Das Programm hat mehr Gesichter als sonst. Nicht nur Musik verschiedenster Konstellationen, Generationen, Aktualitäten, Kontexte, Stil- und anderer Richtungen steht im Programm, sondern auch Installationen, Filme, ein performativer „Umschlagplatz der Visionen“ für Zu- und andere Künfte, bisschen Party, drei parallele Themenschwerpunkte (Europa, Chicago, afroamerikanische Musik), dazu die Harlem Hellfighters im Krieg, die WDR Bigband auf der Bühne, Mary Halvorson als Artist in Residence, Maciej Obara und Bill Frisell und zur Eröffnung eine House Warming Party, die die angestammte Spielstätte vorübergehend zum Berliner House of Jazz erklärt – so sieht Nadin Deventers erstes Berliner JazzFest aus. Es beginnt gewissermaßen schon in diesem Augenblick. Also schnell hin!

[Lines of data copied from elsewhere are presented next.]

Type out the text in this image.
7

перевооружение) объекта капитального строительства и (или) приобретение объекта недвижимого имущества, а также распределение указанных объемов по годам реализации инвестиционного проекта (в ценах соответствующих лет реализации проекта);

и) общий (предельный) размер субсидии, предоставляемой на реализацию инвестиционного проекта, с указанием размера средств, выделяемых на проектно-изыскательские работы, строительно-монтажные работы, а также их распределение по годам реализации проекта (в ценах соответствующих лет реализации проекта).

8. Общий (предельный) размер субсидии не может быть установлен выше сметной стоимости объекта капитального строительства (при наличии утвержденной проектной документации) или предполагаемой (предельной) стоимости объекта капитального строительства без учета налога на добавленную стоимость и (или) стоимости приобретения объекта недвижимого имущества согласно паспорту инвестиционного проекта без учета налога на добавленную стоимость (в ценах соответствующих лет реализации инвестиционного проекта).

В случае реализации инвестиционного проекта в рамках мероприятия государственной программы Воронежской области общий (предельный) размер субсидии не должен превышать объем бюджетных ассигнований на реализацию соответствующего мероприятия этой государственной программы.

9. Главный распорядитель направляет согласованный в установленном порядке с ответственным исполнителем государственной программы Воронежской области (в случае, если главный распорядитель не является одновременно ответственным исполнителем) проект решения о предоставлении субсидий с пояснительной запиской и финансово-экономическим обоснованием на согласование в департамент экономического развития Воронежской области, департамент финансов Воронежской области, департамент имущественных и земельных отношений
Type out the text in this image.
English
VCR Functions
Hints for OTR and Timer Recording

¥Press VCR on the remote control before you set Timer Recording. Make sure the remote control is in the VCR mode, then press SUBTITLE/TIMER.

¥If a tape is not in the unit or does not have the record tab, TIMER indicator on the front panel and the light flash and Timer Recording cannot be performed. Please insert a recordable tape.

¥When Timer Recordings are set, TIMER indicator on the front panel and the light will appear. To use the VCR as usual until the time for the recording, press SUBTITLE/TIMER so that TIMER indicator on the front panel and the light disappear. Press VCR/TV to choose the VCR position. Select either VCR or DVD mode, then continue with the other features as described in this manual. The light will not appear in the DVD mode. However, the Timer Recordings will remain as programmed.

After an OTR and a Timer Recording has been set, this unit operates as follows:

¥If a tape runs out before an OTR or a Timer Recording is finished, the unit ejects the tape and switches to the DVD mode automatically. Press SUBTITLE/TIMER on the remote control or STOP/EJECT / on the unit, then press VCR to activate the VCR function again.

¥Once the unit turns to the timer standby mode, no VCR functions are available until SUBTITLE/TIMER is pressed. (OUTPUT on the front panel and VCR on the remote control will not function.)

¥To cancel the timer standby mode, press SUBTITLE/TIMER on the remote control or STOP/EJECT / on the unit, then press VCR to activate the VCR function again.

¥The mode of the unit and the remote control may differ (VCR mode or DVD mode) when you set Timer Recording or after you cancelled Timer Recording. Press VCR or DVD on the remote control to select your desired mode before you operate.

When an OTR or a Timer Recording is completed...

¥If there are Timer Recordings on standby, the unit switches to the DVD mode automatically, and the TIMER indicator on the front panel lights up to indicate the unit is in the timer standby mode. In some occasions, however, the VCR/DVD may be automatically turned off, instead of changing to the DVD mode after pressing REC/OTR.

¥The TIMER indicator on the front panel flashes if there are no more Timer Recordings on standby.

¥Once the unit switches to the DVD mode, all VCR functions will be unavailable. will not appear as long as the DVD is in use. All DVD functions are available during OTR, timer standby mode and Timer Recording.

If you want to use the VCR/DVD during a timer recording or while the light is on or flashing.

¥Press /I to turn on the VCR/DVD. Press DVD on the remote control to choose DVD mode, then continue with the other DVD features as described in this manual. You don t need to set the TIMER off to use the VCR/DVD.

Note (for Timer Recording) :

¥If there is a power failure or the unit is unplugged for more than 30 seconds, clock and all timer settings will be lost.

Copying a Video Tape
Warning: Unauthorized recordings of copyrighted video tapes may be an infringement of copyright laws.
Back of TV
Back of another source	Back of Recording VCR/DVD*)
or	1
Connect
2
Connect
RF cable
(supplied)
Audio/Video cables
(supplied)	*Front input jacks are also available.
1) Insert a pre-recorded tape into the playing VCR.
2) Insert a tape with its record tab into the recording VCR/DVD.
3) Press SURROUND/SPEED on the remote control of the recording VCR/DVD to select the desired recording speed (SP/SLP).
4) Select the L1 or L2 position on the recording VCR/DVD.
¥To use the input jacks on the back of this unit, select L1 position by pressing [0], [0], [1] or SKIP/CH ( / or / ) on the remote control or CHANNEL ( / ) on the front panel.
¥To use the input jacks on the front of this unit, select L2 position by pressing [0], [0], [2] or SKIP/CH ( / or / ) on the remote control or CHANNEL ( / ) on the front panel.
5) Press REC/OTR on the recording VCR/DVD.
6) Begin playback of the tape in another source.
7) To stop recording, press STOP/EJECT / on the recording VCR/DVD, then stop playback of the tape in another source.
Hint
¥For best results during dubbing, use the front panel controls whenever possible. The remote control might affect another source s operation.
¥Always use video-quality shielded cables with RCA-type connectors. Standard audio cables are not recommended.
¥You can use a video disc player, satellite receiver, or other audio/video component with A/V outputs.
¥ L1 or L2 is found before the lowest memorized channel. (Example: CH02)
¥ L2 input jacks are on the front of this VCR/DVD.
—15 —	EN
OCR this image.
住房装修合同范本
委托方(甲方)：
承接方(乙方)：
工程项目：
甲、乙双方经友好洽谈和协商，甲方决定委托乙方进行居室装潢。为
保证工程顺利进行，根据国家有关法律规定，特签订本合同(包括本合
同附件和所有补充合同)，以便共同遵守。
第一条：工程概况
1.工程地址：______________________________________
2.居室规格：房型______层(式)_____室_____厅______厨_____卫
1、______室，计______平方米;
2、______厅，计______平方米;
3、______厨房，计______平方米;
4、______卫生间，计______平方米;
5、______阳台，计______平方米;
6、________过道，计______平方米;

www.berlinerfestspiele.de/de/aktuell/festivals/jazzfest/ueber_festival_jazz/aktuell_jazz/start.php
Zum ersten Male wurde der Kathrin-Preis vergeben. Er geht an Joss Turnbull. Die Workshop-Woche in Darmstadt, die Bestandteil des Preises ist, wird vom 20.-24.5.2019 stattfinden, das Preisträgerkonzert mit Preisverleihungszeremonie also am 24. Mai.
Wir hätten ihm noch ewig zuhören können, aber am 4.10. ist Hamiett Bluiett gestorben. 1940 in Brooklyn, Illinois, geboren, lernte er schon als Kind Klavier, Trompete und Klarinette und mit zehn Jahren Baritonsaxofon, das sein Hauptinstrument wurde. Er gründete die Black Artists Group in St. Louis, ging dann nach New York, wo er unter anderem mit Sam Rivers, Charles Mingus, Thad Jones und Mel Lewis arbeitete. 1977 war er Mitbegründer des Epoche machenden World Saxophone Quartet. In seinen anderen Formationen bewegte er sich auf einzigartig schlüssige Weise zwischen Gospel, Blues und Avantgarde Jazz.
Seit 20 Jahren besteht das Ensemble der International Composers und Improvisers (ICI), das diesen runden Geburtstag zum Anlass für eine dreiteilige Werkschau nimmt. Deren dritter Teil ist um Electrobeats gedrechselt und wird am 2.12. im HochX Theater, Entenbachstraße 37, München, stattfinden.
Der Shimon Peres Preis wird im Andenken an den israelischen Staatspräsidenten und Friedensnobelpreisträger vom deutschen Außenministerium und vom Deutsch-Israelischen Zukunftsforum vergeben an junge deutsche und israelische Fach- und Führungskräfte, die sich um die deutsch-israelischen Beziehungen verdient gemacht haben. Diesmal geht er an das Caravan Orchestra, eine Initiative des Yiddish Summer Weimar, der Abteilung für Musik der Universität Haifa und der Hochschule für Musik Franz Liszt in Weimar. Das Ensemble vereint junge Musikerinnen und Musiker verschiedener kultureller Hintergründe, um die häufig vernachlässigten Verbindungen zwischen jüdischen, arabischen und europäischen Musikstilen zu erkunden.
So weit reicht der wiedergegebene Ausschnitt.